After six months in office, we know that Trump is different.
He tweets his insults to the world in the early morning hours. He insults at public events, at press conferences, often without being asked. He wants, he needs, everyone to hear his insults.
Yes, some conservatives and Republicans believe that Trump has “done good things.” They are especially pleased by his appointment of a conservative to the Supreme Court.
But many in Congress and in his own administration and staff, have been hoping, praying, that he will stop his obsessive war with the media. That he stops his insults. But he hasn’t.
The recent disgusting insult at Mika Brzezinski came at the worst possible time, undermining his efforts to get his own party in Congress to replace Obamacare: nothing more important to the Republicans.

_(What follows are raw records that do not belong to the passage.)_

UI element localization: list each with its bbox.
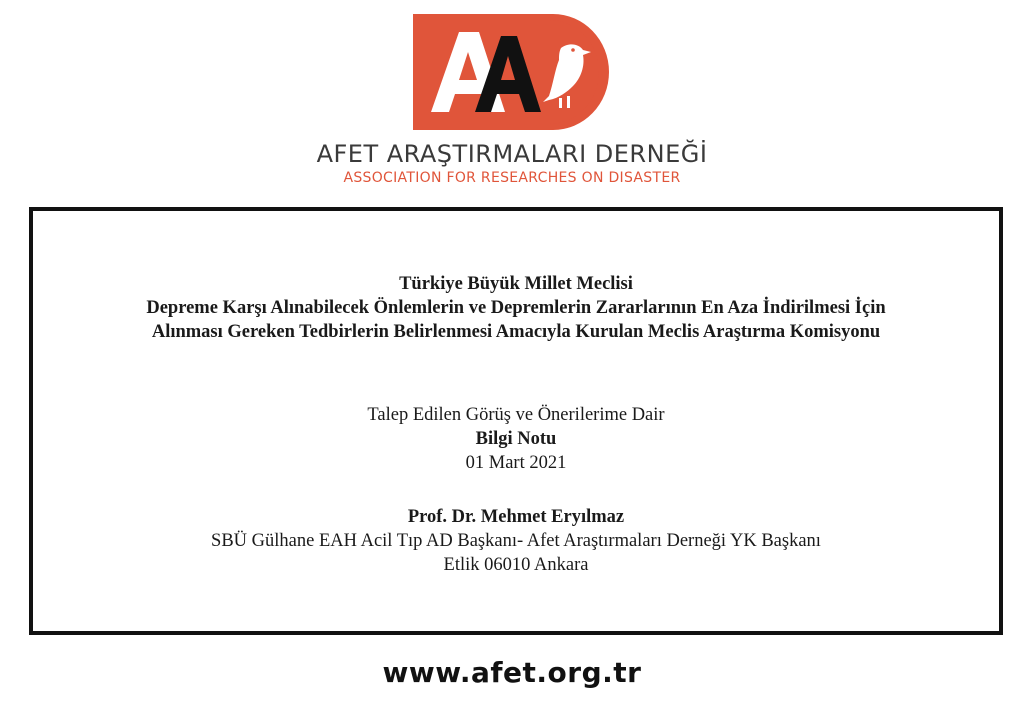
title-line-1: Türkiye Büyük Millet Meclisi — [399, 274, 633, 294]
logo-mark — [413, 14, 609, 130]
author-address: Etlik 06010 Ankara — [443, 555, 589, 575]
organization-name-english: ASSOCIATION FOR RESEARCHES ON DISASTER — [343, 170, 681, 186]
title-line-3: Alınması Gereken Tedbirlerin Belirlenmesi Amacıyla Kurulan Meclis Araştırma Komisyonu — [151, 322, 881, 342]
title-line-2: Depreme Karşı Alınabilecek Önlemlerin ve Depremlerin Zararlarının En Aza İndirilmesi İçin — [146, 298, 886, 318]
association-logo — [413, 14, 609, 130]
organization-name: AFET ARAŞTIRMALARI DERNEĞİ — [316, 140, 708, 168]
website-url[interactable]: www.afet.org.tr — [382, 656, 642, 689]
subject-line: Talep Edilen Görüş ve Önerilerime Dair — [367, 405, 665, 425]
document-date: 01 Mart 2021 — [465, 453, 567, 473]
document-type: Bilgi Notu — [475, 429, 557, 449]
author-name: Prof. Dr. Mehmet Eryılmaz — [407, 507, 625, 527]
author-affiliation: SBÜ Gülhane EAH Acil Tıp AD Başkanı- Afet Araştırmaları Derneği YK Başkanı — [211, 531, 821, 551]
document-frame — [29, 207, 1003, 635]
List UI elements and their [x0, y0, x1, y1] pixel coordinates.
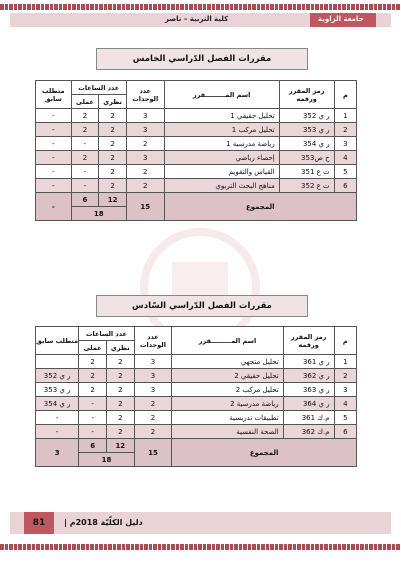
course-code: ر ي 364 — [283, 397, 334, 411]
course-theory-hours: 2 — [106, 425, 134, 439]
top-pattern-border — [0, 4, 401, 10]
header-prereq: متطلب سابق — [36, 327, 79, 355]
semester6-total-prereq: 3 — [36, 439, 79, 467]
course-practical-hours: 2 — [71, 109, 99, 123]
course-code: ر ي 354 — [279, 137, 334, 151]
header-code: رمز المقرر ورقمه — [279, 81, 334, 109]
row-number: 5 — [334, 165, 356, 179]
course-prereq: - — [36, 137, 72, 151]
course-practical-hours: 2 — [79, 383, 107, 397]
course-prereq: - — [36, 109, 72, 123]
table-row — [36, 411, 357, 425]
header-practical: عملى — [71, 95, 99, 109]
course-units: 3 — [134, 383, 172, 397]
course-prereq: ر ي 354 — [36, 397, 79, 411]
course-practical-hours: 2 — [71, 151, 99, 165]
course-prereq: - — [36, 165, 72, 179]
course-name: مناهج البحث التربوي — [164, 179, 279, 193]
course-name: تحليل حقيقي 1 — [164, 109, 279, 123]
course-code: م.ك 361 — [283, 411, 334, 425]
header-practical: عملى — [79, 341, 107, 355]
course-units: 3 — [126, 123, 164, 137]
semester5-total-theory: 12 — [99, 193, 127, 207]
bottom-pattern-border — [0, 544, 401, 550]
university-name: جامعة الزاوية — [318, 15, 364, 23]
course-theory-hours: 2 — [99, 109, 127, 123]
header-name: اسم المـــــــــقرر — [172, 327, 283, 355]
college-name: كلية التربية – ناصر — [165, 15, 229, 23]
semester5-total-label: المجموع — [164, 193, 356, 221]
row-number: 6 — [334, 425, 356, 439]
course-prereq: - — [36, 411, 79, 425]
table-row — [36, 123, 357, 137]
course-practical-hours: 2 — [71, 123, 99, 137]
header-hours: عدد الساعات — [71, 81, 126, 95]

And one would think, nothing more important to him.
But what is most important to Trump?
Charles Krauthammer, recognized and admired as “the dean of conservative columnists,” is one who has described Trump as a “pathological narcissist,” and he should know, he was a successful psychiatrist before becoming a newspaper and magazine columnist.
If you are a pathological narcissist, what is most important to you?
That’s why I think that at some point, Trump will find the presidency tiresome, boring.
Four years is a long time. Very long, too long, I think, for a pathological narcissist.
Yes, my friends are right. Not impossible, but not likely that he will be impeached or declared incapacitated.
My prediction is that at some point, he will get up one morning, and instead of sending out still another insult, he will think: I’ve had enough. Time to leave.
—A.W. Maldonado is a former reporter and columnist at the San Juan Star, executive editor of El Mundo, and editor and publisher of El Reportero.